The informative post This Fracking problem: Chasing the solution to this controversial mining issue by Jonathan R. Matias of Poseidon Sciences is closed to comments, so I am opening up a place for people to discuss the issues it raises.
I live in Western PA, where the issue of drilling into the Marcellus Shale is especially important. No doubt there is economic opportunity, but the downside goes beyond the environmental problems that Poseidon Sciences mentions. We have also had some fairly serious explosions and fires. Those are bad enough in rural areas, but imagine if they happened in an open lot in Pittsburgh or its suburbs.

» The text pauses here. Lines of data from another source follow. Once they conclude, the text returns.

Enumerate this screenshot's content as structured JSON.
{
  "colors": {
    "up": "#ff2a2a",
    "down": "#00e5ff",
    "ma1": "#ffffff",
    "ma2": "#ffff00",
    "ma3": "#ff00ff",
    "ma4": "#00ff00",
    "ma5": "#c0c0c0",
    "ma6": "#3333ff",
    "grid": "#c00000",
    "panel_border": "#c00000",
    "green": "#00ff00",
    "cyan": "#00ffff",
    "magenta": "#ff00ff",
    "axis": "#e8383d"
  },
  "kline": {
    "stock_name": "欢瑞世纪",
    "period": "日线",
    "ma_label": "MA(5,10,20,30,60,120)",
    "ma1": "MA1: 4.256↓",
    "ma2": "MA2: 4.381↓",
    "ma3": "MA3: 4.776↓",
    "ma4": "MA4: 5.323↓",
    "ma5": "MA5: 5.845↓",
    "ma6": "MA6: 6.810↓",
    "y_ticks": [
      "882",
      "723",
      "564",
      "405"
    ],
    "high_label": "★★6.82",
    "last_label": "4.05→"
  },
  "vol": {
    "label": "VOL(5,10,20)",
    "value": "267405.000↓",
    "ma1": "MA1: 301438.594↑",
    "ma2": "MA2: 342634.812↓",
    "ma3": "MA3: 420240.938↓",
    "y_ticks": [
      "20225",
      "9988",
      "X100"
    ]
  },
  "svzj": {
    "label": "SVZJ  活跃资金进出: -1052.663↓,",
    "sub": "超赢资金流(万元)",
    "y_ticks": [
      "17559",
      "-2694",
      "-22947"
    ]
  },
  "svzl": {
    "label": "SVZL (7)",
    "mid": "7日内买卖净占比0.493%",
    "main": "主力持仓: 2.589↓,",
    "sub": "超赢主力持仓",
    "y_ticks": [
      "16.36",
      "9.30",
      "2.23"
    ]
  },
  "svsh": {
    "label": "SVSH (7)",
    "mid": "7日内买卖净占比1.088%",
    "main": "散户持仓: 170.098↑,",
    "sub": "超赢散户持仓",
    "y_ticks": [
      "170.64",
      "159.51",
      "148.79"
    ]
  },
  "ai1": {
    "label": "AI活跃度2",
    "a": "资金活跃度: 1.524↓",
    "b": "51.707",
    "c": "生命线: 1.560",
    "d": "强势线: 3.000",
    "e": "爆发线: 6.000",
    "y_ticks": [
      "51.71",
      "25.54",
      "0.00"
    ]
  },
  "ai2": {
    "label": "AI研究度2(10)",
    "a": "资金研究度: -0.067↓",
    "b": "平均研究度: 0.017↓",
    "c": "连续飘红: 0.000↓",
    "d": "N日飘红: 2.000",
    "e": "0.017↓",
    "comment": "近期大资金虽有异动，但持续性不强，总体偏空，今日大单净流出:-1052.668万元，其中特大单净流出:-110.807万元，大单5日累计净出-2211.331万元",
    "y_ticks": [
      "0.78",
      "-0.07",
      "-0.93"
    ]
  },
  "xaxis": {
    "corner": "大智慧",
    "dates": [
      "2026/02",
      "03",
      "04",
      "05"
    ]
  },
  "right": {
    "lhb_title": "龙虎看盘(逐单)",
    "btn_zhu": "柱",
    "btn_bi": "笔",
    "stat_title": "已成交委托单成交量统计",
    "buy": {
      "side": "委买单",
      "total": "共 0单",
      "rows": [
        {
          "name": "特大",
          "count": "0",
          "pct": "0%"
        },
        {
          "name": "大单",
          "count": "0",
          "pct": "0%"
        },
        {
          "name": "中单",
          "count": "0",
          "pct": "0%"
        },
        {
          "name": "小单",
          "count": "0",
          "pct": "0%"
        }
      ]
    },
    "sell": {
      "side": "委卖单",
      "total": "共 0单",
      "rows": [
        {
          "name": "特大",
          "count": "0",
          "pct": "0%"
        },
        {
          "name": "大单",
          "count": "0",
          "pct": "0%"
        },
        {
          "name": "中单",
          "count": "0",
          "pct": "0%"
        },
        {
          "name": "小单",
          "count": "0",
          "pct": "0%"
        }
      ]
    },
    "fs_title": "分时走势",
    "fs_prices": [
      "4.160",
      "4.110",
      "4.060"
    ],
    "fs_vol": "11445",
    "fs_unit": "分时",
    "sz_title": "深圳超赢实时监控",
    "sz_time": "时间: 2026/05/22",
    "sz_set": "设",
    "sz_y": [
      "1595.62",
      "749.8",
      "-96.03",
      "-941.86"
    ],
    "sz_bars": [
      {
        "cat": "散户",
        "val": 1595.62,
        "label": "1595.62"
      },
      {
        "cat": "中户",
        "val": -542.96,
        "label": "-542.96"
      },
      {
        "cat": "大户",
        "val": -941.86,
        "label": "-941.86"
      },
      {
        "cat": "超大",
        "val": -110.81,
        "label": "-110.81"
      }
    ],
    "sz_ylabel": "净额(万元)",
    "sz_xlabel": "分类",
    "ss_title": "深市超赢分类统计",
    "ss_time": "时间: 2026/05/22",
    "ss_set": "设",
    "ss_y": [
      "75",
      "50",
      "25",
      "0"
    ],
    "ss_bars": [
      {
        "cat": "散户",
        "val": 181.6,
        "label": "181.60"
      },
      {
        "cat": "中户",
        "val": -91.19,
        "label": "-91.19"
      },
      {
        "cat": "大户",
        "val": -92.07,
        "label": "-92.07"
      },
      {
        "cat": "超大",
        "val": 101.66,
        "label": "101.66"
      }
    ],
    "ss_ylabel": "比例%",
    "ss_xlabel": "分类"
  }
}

Poseidon’s position on this matter? I am neither pro nor con to fracking. I think fracking is essential to our country’s energy independence and the continued employment of a whole lot of people during these dire economic times; the industry estimates 280,000 are employed or will be employed. But, I also think the industry must allay the legitimate fears of the public quickly by solving the issue and finding an alternative option to improve the system. I am sure you are thinking that sitting on the fence on this fracking problem is not a healthy thing to do. I neither relish the ire of the Pennsylvanians nor like being at the very bottom of the list in an oil industry event (not that I have ever been on any invitation list; not yet anyway).
I think he hits the nail on the head here. There’s plenty of money to be made from the Marcellus Shale, and a healthy economy is important to society. But those who extract the resources have an obligation to treat the concerns of their fellow citizens with respect, even when those concerns are voiced in anger. When important sources of fresh water are threatened and questions of public and workplace safety are illuminated by explosions, those issues need to be addressed with diligence.
Whether Poseidon Science’s solution is the best one has yet to be shown, but I like the company’s attitude. I hope the other companies in the industry look to Mr. Matias as a leader rather than placing him at “the bottom of the list in an oil industry event.”